GSA Annual Meeting in Phoenix, Arizona, USA - 2019

Paper No. 60-2
Presentation Time: 1:45 PM

THE GEON 14 WOLF RIVER TECTONOMAGMATIC EVENT: A MIDCONTINENTAL LINK BETWEEN THE PICURIS AND PINWARIAN OROGENIES


MEDARIS Jr., L. Gordon1, SINGER, Bradley S.1, JICHA, Brian R.2, MALONE, David H.3, SCHWARTZ, Joshua J.4, STEWART, Esther K.5, VAN LANKVELT, Amanda6, WILLIAMS, Michael L.6 and REINERS, Peter7, (1)Department of Geoscience, University of Wisconsin-Madison, 1215 W. Dayton St., Madison, WI 53706, (2)Department of Geoscience, University of Wisconsin, 1215 W. Dayton St., Madison, WI 53706, (3)Geography-Geology, Illinois State University, Campus Box 4400, Normal, IL 61790-4400, (4)Department of Geological Sciences, California State University, Northridge, 18111 Nordhoff Street, Northridge, CA 91330, (5)Wisconsin Geological and Natural History Survey, 3817 Mineral Point Rd, Madison, WI 53705, (6)Department of Geosciences, University of Massachusetts Amherst, 611 N Pleasant St, Amherst, MA 01003, (7)Department of Geosciences, University of Arizona, Tucson, AZ 85721

The 1476–1470 Ma Wolf River batholith is a prominent and important feature of the Precambrian basement in Wisconsin. New geochronologic data demonstrate that batholith emplacement was not an isolated, anorogenic igneous phenomenon, but instead represents the magmatic component of a major geon 14 tectonomagmatic event that was accompanied by sedimentation, regional deformation, and regional metamorphism. The arkosic, polymictic Baldwin conglomerate occurs at the northeastern margin of the batholith, where it lies unconformably on Penokean metavolcanic and metasedimentary rocks and is intruded by 1470 Ma Wolf River feldspar porphyry. The maximum depositional age (MDA) for the youngest statistically homogenous population of detrital zircons is 1458 ± 10 Ma (MSWD = 0.2; n = 13), demonstrating that deposition of the conglomerate occurred shortly after crystallization of the batholith. Geon 14 regional deformation and metamorphism is recorded by post–Mazatzal Baraboo Interval metasedimentary rocks (MDA = 1643 ± 11 Ma; MSWD = 1.05; n = 42). In the Baraboo Range, muscovite parallel to slatey cleavage in Seeley Slate yields 40Ar/39Ar plateau ages of 1473, 1483, 1493, and 1496 Ma (all at ± 3 Ma), and muscovite defining crenulation cleavage in Waterloo metapelite yields 1465 ± 7 Ma. In addition, muscovite 40Ar/39Ar ages are 1472 ± 3 Ma in breccia in the Baraboo Quartzite, 1480 ± 11 Ma in hydrothermal veins at the base of the quartzite, and 1469 ± 11 Ma in metamorphosed paleosol beneath the quartzite. U–Pb dating by electron microprobe of monazite in the Seeley Slate yields Penokean and older ages for detrital monazite grains and a date of 1502 ± 30 Ma for neoblastic monazite overgrowths. Folded metapelite layers in the Baraboo Quartzite contain tiny grains (50–100 mm) of recrystallized hematite, which yield a mean U/Th–He age of 1507 ± 153 Ma.
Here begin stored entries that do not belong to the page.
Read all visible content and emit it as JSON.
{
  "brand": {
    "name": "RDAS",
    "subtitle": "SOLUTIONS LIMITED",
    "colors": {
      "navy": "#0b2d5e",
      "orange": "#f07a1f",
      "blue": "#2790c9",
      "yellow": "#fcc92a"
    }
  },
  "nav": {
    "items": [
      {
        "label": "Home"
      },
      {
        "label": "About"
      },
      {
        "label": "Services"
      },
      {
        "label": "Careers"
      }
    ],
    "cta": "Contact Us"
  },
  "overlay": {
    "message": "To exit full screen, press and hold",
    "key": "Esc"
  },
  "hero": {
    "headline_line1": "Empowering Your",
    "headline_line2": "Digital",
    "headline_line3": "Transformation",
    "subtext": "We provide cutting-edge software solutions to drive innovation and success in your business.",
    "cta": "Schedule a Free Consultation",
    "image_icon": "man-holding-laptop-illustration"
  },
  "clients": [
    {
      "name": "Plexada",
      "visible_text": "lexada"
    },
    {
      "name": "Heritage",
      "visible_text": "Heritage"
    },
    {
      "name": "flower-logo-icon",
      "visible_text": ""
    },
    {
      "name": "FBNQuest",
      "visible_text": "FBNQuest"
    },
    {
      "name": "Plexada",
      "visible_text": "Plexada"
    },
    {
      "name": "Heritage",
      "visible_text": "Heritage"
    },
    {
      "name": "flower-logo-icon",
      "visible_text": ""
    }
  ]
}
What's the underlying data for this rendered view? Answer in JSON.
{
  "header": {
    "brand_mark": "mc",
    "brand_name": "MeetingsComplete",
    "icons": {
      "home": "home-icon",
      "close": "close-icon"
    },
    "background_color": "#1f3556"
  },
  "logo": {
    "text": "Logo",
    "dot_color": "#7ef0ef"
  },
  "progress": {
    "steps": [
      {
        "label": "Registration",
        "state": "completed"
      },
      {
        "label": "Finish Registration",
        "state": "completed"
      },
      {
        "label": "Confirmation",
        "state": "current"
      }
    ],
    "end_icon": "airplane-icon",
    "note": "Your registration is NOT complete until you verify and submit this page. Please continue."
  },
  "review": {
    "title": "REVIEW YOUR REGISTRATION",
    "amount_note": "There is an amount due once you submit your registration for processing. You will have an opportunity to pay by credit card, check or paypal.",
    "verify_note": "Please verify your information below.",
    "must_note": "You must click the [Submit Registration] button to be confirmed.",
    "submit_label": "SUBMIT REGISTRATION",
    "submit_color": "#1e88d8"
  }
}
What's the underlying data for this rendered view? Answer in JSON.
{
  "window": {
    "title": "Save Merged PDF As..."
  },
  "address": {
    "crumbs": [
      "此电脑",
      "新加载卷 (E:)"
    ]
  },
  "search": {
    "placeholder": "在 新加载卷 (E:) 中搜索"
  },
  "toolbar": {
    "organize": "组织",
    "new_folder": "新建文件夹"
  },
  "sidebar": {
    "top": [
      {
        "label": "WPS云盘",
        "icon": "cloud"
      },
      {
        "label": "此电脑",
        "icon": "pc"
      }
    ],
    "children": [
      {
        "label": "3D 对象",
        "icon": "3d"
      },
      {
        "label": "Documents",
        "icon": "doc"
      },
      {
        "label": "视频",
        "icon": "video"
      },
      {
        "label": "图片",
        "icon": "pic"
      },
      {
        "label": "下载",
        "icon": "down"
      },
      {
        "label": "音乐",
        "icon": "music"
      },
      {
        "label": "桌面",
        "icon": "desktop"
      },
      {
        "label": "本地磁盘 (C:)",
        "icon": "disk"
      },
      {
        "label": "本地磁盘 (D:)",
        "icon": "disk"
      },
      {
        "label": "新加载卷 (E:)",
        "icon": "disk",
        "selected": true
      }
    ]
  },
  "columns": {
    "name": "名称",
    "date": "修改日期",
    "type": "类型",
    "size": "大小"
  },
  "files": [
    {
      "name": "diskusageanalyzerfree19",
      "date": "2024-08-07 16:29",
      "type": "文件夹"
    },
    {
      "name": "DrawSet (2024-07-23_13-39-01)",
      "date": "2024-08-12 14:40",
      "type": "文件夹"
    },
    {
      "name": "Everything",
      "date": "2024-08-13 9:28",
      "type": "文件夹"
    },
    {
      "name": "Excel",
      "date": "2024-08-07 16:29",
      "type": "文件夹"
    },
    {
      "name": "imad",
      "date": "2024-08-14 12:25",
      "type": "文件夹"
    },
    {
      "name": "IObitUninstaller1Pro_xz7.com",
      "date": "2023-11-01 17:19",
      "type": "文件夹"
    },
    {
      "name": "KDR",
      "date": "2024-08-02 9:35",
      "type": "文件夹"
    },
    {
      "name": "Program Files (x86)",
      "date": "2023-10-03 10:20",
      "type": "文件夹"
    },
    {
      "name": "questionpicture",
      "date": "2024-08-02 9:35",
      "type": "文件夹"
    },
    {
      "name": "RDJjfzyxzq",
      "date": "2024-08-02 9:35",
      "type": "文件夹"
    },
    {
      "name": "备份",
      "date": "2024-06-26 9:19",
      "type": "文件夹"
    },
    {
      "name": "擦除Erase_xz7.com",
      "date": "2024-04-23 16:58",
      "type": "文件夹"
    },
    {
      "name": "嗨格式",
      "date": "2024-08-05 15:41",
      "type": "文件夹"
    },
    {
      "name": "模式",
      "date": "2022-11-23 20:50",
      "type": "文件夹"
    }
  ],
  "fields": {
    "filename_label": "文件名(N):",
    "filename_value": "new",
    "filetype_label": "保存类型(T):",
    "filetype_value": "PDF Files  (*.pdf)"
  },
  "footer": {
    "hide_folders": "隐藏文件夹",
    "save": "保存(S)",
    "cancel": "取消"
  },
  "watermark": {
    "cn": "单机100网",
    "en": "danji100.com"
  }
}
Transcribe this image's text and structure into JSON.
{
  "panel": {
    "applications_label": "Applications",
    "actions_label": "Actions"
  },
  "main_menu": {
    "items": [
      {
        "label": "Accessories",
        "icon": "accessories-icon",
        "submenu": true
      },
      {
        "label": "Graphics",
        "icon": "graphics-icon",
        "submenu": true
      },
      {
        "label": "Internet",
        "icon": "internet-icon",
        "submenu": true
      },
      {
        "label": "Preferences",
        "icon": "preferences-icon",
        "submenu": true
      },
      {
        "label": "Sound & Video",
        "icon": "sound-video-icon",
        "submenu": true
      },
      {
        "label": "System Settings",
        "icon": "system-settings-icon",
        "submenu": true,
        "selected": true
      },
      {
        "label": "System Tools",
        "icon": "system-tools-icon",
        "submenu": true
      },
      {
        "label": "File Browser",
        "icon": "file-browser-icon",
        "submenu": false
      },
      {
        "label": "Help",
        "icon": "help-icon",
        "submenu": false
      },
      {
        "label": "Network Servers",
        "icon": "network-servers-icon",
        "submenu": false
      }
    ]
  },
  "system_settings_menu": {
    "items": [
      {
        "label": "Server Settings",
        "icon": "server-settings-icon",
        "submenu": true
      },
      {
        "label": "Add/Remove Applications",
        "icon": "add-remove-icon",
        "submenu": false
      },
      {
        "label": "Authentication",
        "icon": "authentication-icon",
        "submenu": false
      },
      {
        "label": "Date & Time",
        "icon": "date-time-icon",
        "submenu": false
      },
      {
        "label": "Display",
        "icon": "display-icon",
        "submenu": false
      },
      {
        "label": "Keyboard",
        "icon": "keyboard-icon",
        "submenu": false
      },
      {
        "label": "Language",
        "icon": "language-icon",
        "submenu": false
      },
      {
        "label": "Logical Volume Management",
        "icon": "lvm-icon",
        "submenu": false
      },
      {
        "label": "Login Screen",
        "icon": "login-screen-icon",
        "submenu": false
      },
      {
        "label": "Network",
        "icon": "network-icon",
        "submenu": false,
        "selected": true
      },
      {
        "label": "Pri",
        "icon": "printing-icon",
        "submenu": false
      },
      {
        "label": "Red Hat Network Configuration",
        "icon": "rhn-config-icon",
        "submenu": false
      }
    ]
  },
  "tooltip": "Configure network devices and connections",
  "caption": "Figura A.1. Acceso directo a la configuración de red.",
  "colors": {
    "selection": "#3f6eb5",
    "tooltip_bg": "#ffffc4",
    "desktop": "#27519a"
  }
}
These new geochronologic data demonstrate that emplacement of the Wolf River batholith was accompanied by sedimentation and regional deformation and metamorphism, representing a major geon 14 tectonomagmatic event that provides a midcontinental link between the northeastern Pinwarian orogeny and the southwestern Picuris orogeny, thus completing the transcontinental extent of geon 14 orogenesis for 5000 km parallel to the southern margin of Laurentia.